The Local Content Secretariat of the Ministry of Natural Resources.

Chief Justice Roxane George-Wiltshire on Friday ordered the Ministry of Natural Resources’ Local Content Secretariat to issue a Local Content Certificate to the RAMPS Logistics (Guyana) Limited whose parent company is headquartered in Trinidad & Tobago.

She ordered the Director of the Local Content Secretariat Martin Pertab to properly fulfill his duties without discretion to register or cause the Secretariat to register the company and issue a Local Content Certificate by noon, Monday November 14 or he “may be liable to be held in contempt of court and/or fined.” The judge ensured that Mr Pertab heard the order.

Having ruled that the Minister and/or the Local Content Secretariat has misconstrued or misapplied the Local Content Act, she said the company has satisfied the statutory requirements and preconditions for the grant or issuance of a Local Content Certificate. “A declaration is granted that the applicant, based on the evidence produced to the Court, as a Guyanese company is entitled to be issued with a certificate of registration and to be entered into the local content register in accordance with Section 6 of the Local Content Act,” she said.

“Having read the application and heard submission, the Court has concluded that the respondents have fallen woefully short in countering the applicant’s application,” she said in handing down her decision on the lawsuit filed by the company against government’s refusal to grant the certificate.

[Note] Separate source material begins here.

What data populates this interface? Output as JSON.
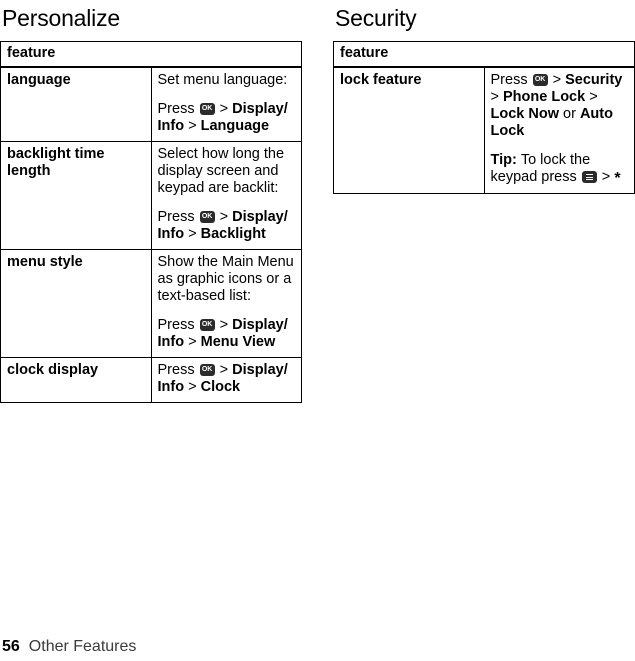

She said the Minister and Director of the Local Content Secretariat breached the legislation when they refused to grant or issue the certificate.

She stated the company made one application on June 8, 2022 and was refused by the Minister of Natural Resources Vickram Bharrat via an automatic email on June 9, 2022 and that in doing so was unlawful, illegal, void and of no legal effect.

The Chief Justice said the Minister of Natural Resources has no authority under the Local Content Act to grant or refuse an application for certification. She said the second and third respondents took “irrelevant matters into consideration” in refusing the application.

The court found that the Head of the Local Content Secretariat Martin Pertab’s list of requirements for certification were illegal. “Mr Pertab, from his affidavit in defence, refers to a ‘Form C’- a list of requirements which have no statutory basis. He also refers to charges by the Guyana Revenue Authority which are irrelevant to the determination of an application under the Local Content Act,” the Chief Justice said.

She recommended that government puts in place regulations of the Local Content Act “so as to prevent arbitrary decision-making.”

Lawyers for the company asked for 30 days to file for damages in the case.

RAMPS Logistics, which at the inception had been procuring and moving supplies for the ExxonMobil-led consortium, has been eyeing multi-million dollar contracts to offer similar services for other oil explorations and discoveries in the Stabroek Block.